Why do 80% of small businesses fail?
The 80% statistic gets repeated constantly, but it’s not accurate. Bureau of Labor Statistics data shows about 20% of small businesses fail in the first year, roughly 50% by year five, and around 65% by year ten. Still not great odds, but not as catastrophic as the 80% figure suggests.
What matters more than the exact percentage is understanding why businesses fail. The reasons almost always trace back to money in some form.
Cash flow kills more businesses than anything else. A company can be profitable on paper and still close because it can’t cover payroll or pay suppliers on time. This happens constantly with businesses that invoice large jobs and wait 30, 60, or 90 days to collect. Profit isn’t cash. Plenty of technically successful businesses have died waiting for receivables to come in while bills kept arriving.
Poor pricing is another common cause. Many owners have no idea what it actually costs to deliver their product or service. They set prices based on competitors or gut feel, not real numbers. When true costs are higher than assumed, every sale digs a deeper hole.
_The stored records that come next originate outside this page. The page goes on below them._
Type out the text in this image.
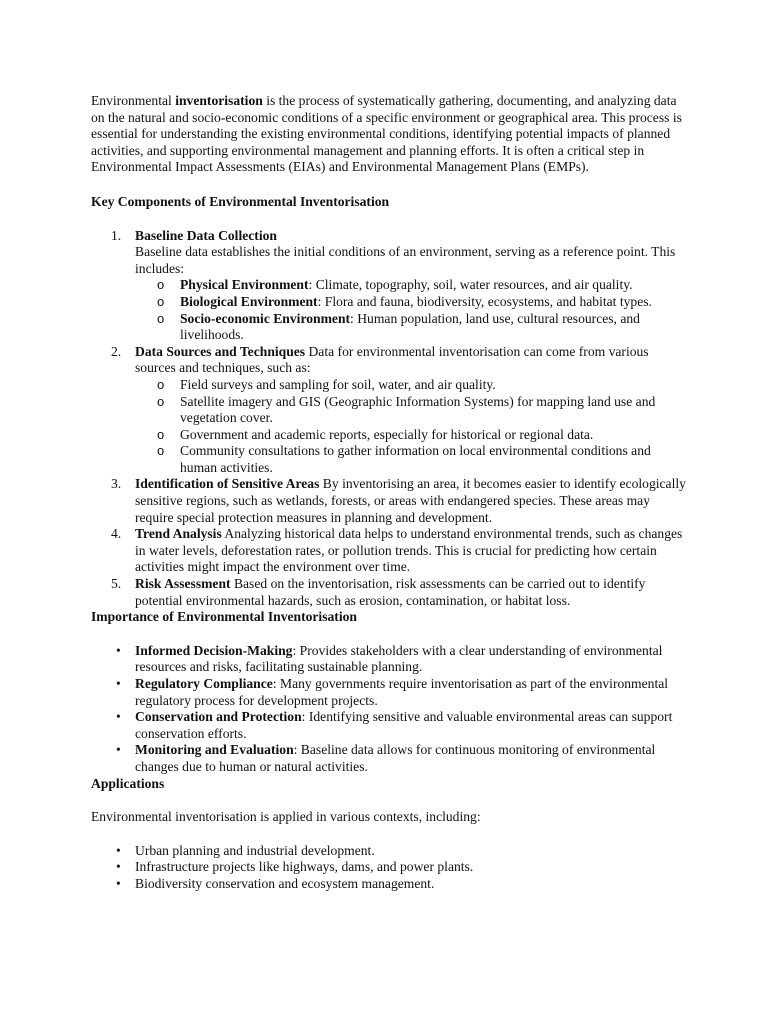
Environmental inventorisation is the process of systematically gathering, documenting, and analyzing data on the natural and socio-economic conditions of a specific environment or geographical area. This process is essential for understanding the existing environmental conditions, identifying potential impacts of planned activities, and supporting environmental management and planning efforts. It is often a critical step in Environmental Impact Assessments (EIAs) and Environmental Management Plans (EMPs).

Key Components of Environmental Inventorisation

1. Baseline Data Collection
Baseline data establishes the initial conditions of an environment, serving as a reference point. This includes:
o Physical Environment: Climate, topography, soil, water resources, and air quality.
o Biological Environment: Flora and fauna, biodiversity, ecosystems, and habitat types.
o Socio-economic Environment: Human population, land use, cultural resources, and livelihoods.
2. Data Sources and Techniques Data for environmental inventorisation can come from various sources and techniques, such as:
o Field surveys and sampling for soil, water, and air quality.
o Satellite imagery and GIS (Geographic Information Systems) for mapping land use and vegetation cover.
o Government and academic reports, especially for historical or regional data.
o Community consultations to gather information on local environmental conditions and human activities.
3. Identification of Sensitive Areas By inventorising an area, it becomes easier to identify ecologically sensitive regions, such as wetlands, forests, or areas with endangered species. These areas may require special protection measures in planning and development.
4. Trend Analysis Analyzing historical data helps to understand environmental trends, such as changes in water levels, deforestation rates, or pollution trends. This is crucial for predicting how certain activities might impact the environment over time.
5. Risk Assessment Based on the inventorisation, risk assessments can be carried out to identify potential environmental hazards, such as erosion, contamination, or habitat loss.

Importance of Environmental Inventorisation

• Informed Decision-Making: Provides stakeholders with a clear understanding of environmental resources and risks, facilitating sustainable planning.
• Regulatory Compliance: Many governments require inventorisation as part of the environmental regulatory process for development projects.
• Conservation and Protection: Identifying sensitive and valuable environmental areas can support conservation efforts.
• Monitoring and Evaluation: Baseline data allows for continuous monitoring of environmental changes due to human or natural activities.

Applications

Environmental inventorisation is applied in various contexts, including:

• Urban planning and industrial development.
• Infrastructure projects like highways, dams, and power plants.
• Biodiversity conservation and ecosystem management.
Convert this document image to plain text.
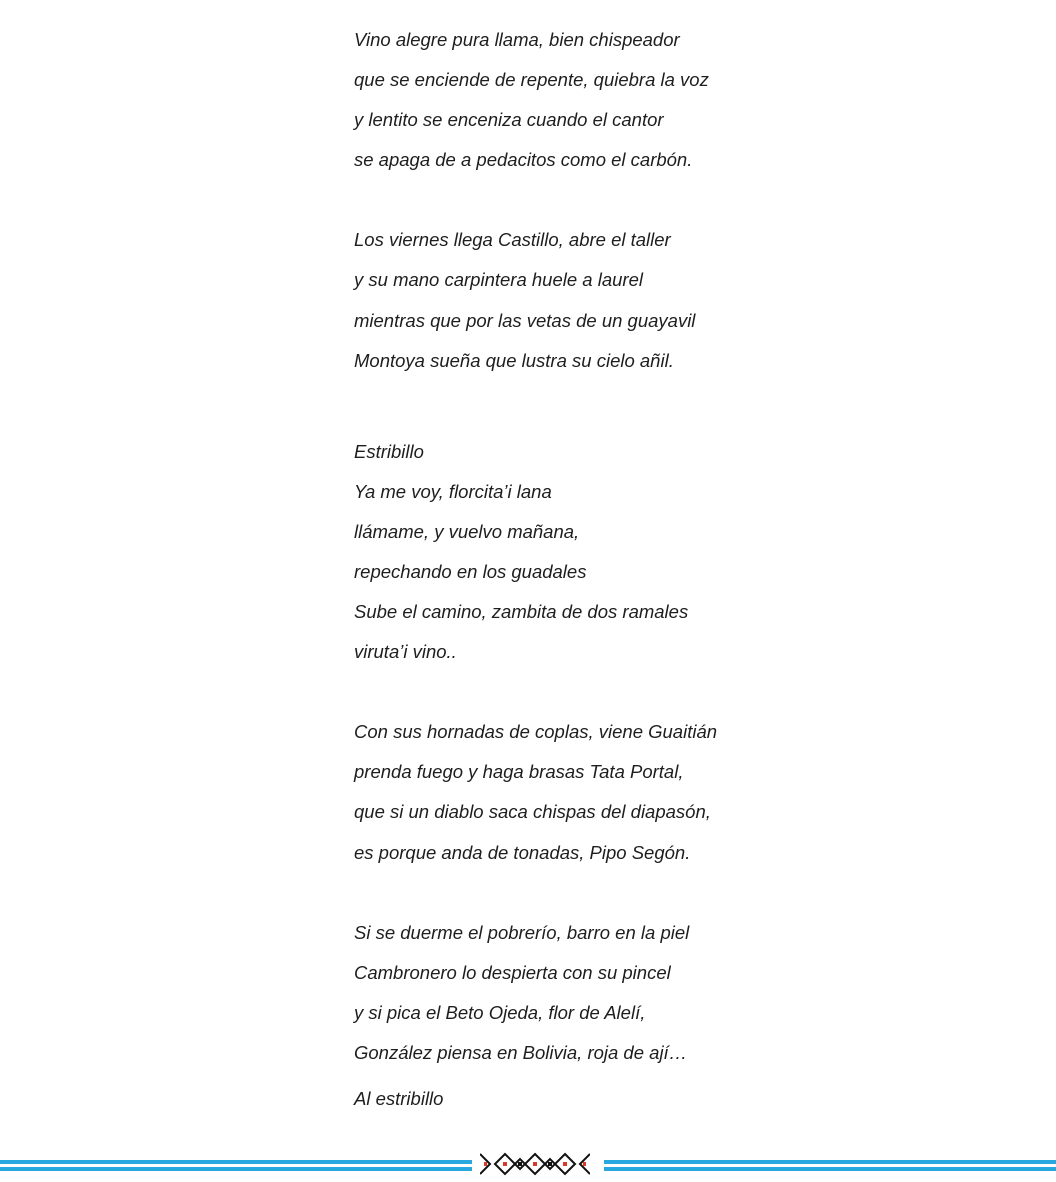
Vino alegre pura llama, bien chispeador
que se enciende de repente, quiebra la voz
y lentito se enceniza cuando el cantor
se apaga de a pedacitos como el carbón.
Los viernes llega Castillo, abre el taller
y su mano carpintera huele a laurel
mientras que por las vetas de un guayavil
Montoya sueña que lustra su cielo añil.
Estribillo
Ya me voy, florcita’i lana
llámame, y vuelvo mañana,
repechando en los guadales
Sube el camino, zambita de dos ramales
viruta’i vino..
Con sus hornadas de coplas, viene Guaitián
prenda fuego y haga brasas Tata Portal,
que si un diablo saca chispas del diapasón,
es porque anda de tonadas, Pipo Segón.
Si se duerme el pobrerío, barro en la piel
Cambronero lo despierta con su pincel
y si pica el Beto Ojeda, flor de Alelí,
González piensa en Bolivia, roja de ají…
Al estribillo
Contractors and service businesses run into this constantly when they don’t track job costs and labor accurately.
Lack of financial visibility connects most of these failures. Owners who don’t know their numbers can’t see problems building. Margins shrink for months before anyone notices. Cash reserves drain slowly. Certain customers or services lose money without anyone realizing it. By the time the bank account is empty, the damage was done long ago.
The businesses that survive tend to share common habits. They know their margins. They watch cash flow weekly, not yearly. They price based on actual costs. They catch problems early enough to fix them. None of this requires unusual intelligence or luck. It requires having accurate books and actually reviewing them.
Working with a Phoenix area bookkeeper who understands your industry helps you build these systems. But the real difference is whether you pay attention to the numbers once you have them. The owners who review financials monthly and plan for cash gaps are the ones still operating at year five and beyond. The ones who only look at the books at tax time are often the ones who don’t make it.